Parti içinde özellikle Ekrem İmamoğlu'nun hukuki süreci etrafında şekillenen söylemler, muhalefetin gündem belirleyici kapasitesini zayıflatmakta ve onu reaksiyoner bir çizgiye mahkûm etmektedir. İmamoğlu hakkında hazırlanan ve kamuoyunda tartışılan 3900 sayfalık iddianame hakkında yapılan "içi boş" nitelendirmeleri ise, siyasi iletişim açısından anlaşılır olsa da hukuki açıdan zaaf yaratabilecek niteliktedir. Çünkü siyaset bilimi literatüründe, özellikle O'Donnell ve Schmitter'in demokratikleşme paradigması üzerine çalışmalarında vurguladıkları üzere, muhalefetin hukuk temelli pozisyonlarını titizlikle kurması, güçlü iktidar eğilimlerine karşı en kritik direnç hatlarından biridir. Bu nedenle, hukuki süreçler hakkında yapılan açıklamaların en az siyasi açıklamalar kadar dikkatli ve teknik temelli olması gerekir.
Hamasetten Programatik Siyasete:
CHP Genel Başkanı Özgür Özel'in muhalefet anlayışını dönüştürmesi gerektiği yönündeki tartışmalar da bu çerçevede önem kazanmaktadır. Özel, parti tarihinin en sert rekabet dönemlerinden birinde liderlik etmektedir; ancak liderliğin etkinliği yalnızca iletişim becerisiyle veya gündelik siyasal tartışmalara hızlı refleks vermekle ölçülemez. Robert Dahl'ın "poliarki" kavramı, muhalefet partilerinin demokratik sistemlerde işlevini tanımlarken özellikle alternatif üretme kapasitesine vurgu yapar.
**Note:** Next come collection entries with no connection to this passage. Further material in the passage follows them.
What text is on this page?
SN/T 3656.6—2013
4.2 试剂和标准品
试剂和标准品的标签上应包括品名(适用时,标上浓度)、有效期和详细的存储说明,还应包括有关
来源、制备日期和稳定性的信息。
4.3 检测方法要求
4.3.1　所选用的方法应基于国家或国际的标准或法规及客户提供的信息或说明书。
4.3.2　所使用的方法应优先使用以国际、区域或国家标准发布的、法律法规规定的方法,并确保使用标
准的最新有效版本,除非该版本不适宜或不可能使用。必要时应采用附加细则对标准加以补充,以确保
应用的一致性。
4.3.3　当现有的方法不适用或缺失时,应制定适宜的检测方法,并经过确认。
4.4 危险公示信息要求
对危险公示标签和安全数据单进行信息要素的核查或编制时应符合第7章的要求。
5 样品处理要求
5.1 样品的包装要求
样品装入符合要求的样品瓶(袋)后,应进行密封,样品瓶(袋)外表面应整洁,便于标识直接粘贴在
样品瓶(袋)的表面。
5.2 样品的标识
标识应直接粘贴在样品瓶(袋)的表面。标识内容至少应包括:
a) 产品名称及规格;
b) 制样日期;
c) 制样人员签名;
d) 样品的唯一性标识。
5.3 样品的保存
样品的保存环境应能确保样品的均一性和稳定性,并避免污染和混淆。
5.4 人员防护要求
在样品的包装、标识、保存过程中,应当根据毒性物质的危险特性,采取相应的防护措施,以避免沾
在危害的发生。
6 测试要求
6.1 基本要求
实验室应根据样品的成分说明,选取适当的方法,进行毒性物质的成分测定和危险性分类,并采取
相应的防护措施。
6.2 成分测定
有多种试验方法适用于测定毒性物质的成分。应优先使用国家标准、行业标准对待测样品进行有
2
Muhalefetin en temel rolü, yalnızca mevcut iktidarı eleştirmek değil, aynı zamanda uygulanabilir, rasyonel ve toplumda karşılık bulan politika önerileri geliştirmektir.
Ne var ki CHP'nin son dönemdeki performansı, bu alternatif üretme kapasitesinin zayıfladığı, parti söyleminin giderek hamasi bir düzleme kaydığı yönünde eleştirileri güçlendirmektedir. Parti kurmaylarının zaman zaman stratejik derinlikten uzak açıklamaları, parti içi disiplinin ve politika odaklı koordinasyonun zayıfladığını düşündürmektedir. Oysa çağdaş muhalefet teorilerinde vurgulanan "programatik muhalefet" yaklaşımı, muhalefet partilerinin seçmene somut politika setleri sunarak toplumsal meşruiyetlerini güçlendirmeleri gerektiğini belirtir.